In a MOSFET, doped regions for source and drain are doped oppositely to the surrounding semiconductor material, in which the source/drain regions are embedded and which forms the channel region between the source/drain regions. This can be the semiconductor material with the basic doping of the substrate or a doped well formed in the substrate. The substrate or the well is called the body. The source, channel and drain correspond to the emitter, base and collector of a parasitic bipolar transistor. When this parasitic bipolar transistor becomes conducting, which is called the snapback effect, the blocking voltage and the switching rate of the MOSFET, especially a power MOSFET, are considerably degraded. The parasitic bipolar transistor is switched on by body currents, which cause a voltage drop in the substrate, which leads to a forward voltage of the pn junction between source and body. To eliminate this undesired effect, the source and body are short circuited via an ohmic resistance, for which a body terminal is provided.

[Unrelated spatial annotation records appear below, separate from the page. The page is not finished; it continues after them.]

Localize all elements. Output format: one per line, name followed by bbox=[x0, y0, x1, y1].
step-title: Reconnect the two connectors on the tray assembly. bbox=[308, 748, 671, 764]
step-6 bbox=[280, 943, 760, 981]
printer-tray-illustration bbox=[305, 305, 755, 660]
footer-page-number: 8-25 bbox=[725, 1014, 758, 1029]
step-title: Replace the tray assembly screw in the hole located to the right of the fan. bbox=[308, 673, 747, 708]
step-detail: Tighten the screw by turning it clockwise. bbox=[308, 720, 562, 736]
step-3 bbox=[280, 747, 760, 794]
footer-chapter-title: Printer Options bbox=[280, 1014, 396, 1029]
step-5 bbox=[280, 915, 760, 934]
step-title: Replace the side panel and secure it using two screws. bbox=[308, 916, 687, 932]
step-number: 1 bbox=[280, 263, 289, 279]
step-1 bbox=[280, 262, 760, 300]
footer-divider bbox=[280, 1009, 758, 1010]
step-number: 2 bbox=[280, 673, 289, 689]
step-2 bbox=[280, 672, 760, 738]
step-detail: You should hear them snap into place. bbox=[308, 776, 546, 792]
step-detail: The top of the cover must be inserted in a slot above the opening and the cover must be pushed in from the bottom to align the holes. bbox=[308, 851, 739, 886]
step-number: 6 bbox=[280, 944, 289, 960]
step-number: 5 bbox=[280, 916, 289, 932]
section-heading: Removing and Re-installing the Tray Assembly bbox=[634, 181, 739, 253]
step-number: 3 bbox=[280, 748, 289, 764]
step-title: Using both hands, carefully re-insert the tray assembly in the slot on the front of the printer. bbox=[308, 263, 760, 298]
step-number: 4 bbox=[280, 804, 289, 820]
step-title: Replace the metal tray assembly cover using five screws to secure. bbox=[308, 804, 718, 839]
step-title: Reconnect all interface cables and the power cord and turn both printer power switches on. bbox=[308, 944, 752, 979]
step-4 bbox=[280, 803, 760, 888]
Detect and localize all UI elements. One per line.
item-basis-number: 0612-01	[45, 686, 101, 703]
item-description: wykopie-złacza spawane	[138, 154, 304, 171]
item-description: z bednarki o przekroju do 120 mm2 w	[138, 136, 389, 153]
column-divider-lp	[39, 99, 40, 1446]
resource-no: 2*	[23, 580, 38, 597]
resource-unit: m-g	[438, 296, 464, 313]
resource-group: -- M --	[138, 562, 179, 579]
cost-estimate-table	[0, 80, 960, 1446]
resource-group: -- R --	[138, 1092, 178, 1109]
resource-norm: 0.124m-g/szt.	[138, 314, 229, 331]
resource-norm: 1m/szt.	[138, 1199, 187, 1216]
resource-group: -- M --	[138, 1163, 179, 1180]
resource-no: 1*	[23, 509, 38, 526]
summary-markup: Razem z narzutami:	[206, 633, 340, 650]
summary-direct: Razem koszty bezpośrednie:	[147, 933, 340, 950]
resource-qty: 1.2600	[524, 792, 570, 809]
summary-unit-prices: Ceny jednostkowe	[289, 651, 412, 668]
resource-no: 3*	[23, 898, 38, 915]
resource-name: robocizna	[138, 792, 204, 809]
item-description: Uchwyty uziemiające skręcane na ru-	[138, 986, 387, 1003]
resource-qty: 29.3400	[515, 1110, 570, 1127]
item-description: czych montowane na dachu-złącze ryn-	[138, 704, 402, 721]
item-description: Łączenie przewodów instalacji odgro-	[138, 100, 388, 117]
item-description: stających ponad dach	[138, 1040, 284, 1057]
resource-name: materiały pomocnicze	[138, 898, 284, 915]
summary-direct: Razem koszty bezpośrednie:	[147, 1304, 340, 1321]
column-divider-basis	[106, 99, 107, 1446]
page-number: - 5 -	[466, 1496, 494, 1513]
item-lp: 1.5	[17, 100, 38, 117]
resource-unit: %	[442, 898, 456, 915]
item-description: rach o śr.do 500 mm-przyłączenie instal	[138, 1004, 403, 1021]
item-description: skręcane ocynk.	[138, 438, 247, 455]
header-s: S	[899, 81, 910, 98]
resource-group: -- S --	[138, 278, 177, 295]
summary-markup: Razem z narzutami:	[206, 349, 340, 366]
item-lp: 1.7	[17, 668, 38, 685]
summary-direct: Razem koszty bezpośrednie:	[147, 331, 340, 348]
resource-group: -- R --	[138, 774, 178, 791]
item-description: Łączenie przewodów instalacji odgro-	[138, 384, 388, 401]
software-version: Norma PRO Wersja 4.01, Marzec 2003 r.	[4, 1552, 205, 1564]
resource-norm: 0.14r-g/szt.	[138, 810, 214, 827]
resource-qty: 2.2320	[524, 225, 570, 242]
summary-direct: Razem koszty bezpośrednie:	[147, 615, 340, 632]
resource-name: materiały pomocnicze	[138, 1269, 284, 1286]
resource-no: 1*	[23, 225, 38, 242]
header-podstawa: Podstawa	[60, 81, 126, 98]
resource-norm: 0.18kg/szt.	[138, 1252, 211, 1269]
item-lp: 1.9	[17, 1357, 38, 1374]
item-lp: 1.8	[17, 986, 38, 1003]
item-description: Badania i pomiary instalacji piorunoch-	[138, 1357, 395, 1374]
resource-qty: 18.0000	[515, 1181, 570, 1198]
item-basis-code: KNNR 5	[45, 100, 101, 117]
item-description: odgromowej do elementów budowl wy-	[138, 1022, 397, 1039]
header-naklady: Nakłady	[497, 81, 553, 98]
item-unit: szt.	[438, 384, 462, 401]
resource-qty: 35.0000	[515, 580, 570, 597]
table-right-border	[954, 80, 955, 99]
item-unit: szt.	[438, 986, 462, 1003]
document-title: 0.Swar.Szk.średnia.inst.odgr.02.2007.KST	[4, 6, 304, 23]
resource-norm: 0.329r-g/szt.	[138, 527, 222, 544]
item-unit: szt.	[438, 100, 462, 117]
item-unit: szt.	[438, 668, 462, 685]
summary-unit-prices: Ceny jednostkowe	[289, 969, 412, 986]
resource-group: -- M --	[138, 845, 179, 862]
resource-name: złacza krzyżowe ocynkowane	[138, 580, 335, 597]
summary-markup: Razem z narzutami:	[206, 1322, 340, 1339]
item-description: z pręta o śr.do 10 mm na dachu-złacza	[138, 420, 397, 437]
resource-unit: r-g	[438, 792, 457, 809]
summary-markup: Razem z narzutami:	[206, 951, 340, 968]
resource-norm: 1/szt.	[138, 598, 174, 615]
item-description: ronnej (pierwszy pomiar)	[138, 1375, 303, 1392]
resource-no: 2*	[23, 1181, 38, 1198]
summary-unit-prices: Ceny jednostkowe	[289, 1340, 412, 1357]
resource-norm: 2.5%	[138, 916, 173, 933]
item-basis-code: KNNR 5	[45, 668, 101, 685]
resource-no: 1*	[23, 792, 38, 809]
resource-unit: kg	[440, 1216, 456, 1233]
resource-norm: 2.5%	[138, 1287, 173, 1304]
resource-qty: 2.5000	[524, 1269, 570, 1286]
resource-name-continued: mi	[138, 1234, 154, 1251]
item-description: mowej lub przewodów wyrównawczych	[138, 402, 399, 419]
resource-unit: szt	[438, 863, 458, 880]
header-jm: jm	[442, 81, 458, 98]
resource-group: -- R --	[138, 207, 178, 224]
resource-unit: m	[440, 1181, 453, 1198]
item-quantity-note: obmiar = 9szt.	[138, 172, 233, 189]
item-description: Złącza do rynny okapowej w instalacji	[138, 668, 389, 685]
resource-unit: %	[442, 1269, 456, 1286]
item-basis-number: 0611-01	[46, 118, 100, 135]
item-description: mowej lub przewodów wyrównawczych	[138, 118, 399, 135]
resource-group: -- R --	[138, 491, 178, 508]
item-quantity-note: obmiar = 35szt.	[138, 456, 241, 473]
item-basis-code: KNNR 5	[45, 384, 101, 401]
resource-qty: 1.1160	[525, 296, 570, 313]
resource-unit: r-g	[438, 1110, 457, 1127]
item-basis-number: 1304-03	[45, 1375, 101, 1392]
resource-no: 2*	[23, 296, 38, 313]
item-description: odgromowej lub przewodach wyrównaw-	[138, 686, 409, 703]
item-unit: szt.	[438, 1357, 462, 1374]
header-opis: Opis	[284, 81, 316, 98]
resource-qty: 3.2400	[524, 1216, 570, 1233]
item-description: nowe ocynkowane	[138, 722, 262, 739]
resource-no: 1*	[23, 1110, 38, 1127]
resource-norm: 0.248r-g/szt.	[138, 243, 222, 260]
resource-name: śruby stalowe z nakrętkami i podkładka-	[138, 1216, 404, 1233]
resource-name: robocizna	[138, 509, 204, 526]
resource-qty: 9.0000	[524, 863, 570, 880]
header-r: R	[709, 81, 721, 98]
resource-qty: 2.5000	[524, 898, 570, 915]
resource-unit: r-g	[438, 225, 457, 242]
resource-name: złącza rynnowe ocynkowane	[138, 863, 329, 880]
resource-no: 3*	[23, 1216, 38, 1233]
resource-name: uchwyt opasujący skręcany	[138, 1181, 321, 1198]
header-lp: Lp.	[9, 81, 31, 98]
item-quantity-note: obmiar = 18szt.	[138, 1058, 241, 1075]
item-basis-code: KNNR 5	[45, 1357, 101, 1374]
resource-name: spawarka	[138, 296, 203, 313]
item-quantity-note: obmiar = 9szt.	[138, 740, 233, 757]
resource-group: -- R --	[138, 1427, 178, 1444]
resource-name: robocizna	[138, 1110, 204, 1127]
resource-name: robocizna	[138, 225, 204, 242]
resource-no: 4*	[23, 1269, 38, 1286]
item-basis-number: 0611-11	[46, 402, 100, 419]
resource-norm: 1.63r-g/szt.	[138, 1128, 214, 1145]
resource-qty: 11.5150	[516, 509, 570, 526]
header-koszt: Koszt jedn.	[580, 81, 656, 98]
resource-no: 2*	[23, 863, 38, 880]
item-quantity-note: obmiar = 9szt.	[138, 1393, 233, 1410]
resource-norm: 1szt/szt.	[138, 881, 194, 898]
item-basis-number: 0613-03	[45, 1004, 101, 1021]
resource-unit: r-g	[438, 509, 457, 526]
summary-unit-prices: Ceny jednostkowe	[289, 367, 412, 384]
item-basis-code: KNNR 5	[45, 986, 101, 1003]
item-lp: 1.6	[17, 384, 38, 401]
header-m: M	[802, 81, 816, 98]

This problem is especially serious in the case of symmetric MOSFETs, since their body terminal contacts are located far from the regions in which the body current is produced. Since the gain or amplification factor in the case of a parasitic npn transistor is much greater than in the case of a pnp transistor, mainly N channel MOSFETs are affected by the snapback effect.
Methods for avoiding snapback in the case of high voltage MOSFETs are described in U.S. Pat. No. 5,185,275. A buried p+ layer under the channel is proposed.
U.S. Pat. No. 4,656,493 describes a power MOSFET in which the current amplification of the npn transistor is reduced by providing in its structure a region in which recombination of charge carriers with a relatively low lifetime is provided for the excess majority charge carriers.